Most of the kick comes from paprika and a bit of red pepper flakes. If you like it milder, just use less of the flakes or skip them.
- → What vegetables work best for roasting in this bowl?
Zucchini, cauliflower, carrots, or bell peppers are all awesome. Honestly, whatever fresh veggies you have will work great though.
- → Is there a dairy-free sauce alternative?
Of course! Try mixing up a sauce with avocado and dill or go for one made from blended cashews if you want to skip dairy.
- → Can I use chicken breast instead of thighs?
Thighs are juicier and more flavorful, but chicken breast works too if you like it leaner.
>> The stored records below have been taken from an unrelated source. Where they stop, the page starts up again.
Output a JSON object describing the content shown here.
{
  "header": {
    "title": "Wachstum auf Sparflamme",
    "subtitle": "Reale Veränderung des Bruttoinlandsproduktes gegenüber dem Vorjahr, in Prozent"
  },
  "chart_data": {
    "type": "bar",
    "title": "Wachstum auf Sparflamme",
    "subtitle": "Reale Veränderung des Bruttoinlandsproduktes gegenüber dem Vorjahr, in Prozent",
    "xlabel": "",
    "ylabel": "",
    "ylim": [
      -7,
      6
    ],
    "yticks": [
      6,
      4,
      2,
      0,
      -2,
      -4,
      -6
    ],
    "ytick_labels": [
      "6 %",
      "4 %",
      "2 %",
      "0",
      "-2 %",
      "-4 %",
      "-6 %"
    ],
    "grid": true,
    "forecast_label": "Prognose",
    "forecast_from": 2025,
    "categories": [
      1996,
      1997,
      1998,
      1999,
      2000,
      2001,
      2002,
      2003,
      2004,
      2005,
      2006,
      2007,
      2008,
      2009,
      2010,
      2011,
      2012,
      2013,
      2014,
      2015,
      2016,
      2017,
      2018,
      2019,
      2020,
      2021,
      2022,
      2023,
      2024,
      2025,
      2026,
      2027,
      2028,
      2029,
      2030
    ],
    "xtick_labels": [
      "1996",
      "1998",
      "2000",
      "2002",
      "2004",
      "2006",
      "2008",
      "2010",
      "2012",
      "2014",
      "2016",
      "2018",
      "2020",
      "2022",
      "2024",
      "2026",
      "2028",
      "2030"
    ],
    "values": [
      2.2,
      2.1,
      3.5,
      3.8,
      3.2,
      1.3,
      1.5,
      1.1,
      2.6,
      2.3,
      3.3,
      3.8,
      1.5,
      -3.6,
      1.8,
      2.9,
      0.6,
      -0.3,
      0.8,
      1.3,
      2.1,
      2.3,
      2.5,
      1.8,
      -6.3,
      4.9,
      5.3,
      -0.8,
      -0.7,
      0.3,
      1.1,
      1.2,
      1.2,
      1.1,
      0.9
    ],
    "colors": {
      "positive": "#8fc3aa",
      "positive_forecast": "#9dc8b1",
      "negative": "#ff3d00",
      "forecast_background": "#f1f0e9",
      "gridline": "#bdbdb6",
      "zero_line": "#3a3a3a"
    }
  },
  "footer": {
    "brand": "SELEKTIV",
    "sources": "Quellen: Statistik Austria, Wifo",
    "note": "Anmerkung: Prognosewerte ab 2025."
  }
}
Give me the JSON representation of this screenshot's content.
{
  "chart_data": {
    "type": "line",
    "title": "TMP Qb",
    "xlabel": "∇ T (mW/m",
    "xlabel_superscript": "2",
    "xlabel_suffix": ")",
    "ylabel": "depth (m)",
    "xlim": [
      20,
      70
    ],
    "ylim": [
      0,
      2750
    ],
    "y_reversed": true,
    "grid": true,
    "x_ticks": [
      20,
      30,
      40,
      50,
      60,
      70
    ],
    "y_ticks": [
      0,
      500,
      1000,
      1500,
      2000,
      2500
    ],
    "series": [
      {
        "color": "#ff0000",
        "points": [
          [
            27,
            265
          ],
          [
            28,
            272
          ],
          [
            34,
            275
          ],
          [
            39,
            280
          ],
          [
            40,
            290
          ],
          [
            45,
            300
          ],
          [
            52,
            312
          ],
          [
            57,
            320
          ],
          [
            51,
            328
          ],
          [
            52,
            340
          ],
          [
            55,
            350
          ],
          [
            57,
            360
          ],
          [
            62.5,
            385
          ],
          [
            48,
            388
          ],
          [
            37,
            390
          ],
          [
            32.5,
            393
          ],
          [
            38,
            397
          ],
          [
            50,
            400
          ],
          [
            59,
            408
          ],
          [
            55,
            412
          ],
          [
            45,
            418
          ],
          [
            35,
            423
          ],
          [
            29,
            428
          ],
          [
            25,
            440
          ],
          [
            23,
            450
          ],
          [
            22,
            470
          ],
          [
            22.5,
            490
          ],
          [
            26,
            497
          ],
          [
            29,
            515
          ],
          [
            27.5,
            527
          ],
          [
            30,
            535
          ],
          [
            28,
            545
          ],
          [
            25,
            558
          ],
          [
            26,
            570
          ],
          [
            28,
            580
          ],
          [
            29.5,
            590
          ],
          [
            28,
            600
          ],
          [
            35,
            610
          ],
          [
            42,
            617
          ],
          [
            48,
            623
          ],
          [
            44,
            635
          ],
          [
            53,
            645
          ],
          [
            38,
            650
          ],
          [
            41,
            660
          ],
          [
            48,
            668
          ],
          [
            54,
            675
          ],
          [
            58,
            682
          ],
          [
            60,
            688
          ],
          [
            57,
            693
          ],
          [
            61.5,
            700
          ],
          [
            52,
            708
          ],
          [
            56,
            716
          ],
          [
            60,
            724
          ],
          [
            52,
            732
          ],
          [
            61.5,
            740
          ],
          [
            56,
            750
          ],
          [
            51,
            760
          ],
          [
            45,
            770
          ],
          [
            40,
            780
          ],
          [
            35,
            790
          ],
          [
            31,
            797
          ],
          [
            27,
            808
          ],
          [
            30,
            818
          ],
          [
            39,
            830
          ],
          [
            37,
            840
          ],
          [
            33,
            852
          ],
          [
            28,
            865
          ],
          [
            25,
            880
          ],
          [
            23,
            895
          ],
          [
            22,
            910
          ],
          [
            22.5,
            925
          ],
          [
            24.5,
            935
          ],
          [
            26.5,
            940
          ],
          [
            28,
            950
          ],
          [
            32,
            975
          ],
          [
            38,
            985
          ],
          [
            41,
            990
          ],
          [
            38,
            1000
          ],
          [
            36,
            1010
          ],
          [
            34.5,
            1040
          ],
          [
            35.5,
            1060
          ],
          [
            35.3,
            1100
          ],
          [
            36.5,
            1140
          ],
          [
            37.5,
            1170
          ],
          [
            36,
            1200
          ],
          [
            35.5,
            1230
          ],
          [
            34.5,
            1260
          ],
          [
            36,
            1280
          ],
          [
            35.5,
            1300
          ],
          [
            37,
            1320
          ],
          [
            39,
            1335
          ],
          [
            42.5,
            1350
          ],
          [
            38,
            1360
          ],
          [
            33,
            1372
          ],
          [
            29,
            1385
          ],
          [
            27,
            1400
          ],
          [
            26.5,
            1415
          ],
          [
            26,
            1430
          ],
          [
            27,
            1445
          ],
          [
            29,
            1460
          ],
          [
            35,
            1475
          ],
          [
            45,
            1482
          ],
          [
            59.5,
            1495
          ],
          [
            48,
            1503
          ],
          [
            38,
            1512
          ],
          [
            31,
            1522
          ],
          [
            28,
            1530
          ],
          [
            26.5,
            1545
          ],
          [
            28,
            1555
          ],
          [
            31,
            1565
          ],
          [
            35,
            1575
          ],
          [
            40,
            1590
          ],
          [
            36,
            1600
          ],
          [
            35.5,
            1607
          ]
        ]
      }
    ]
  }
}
Just keep an eye on it so it doesn’t dry out.
- → How should leftovers be stored?
Separate everything into their own containers and pop them all in the fridge. They'll be good for about three days. Just build your bowl when you’re hungry!
- → Is this bowl suitable for meal prep?
Definitely. You can cook everything up ahead of time, then grab what you need and toss together bowls whenever you want them.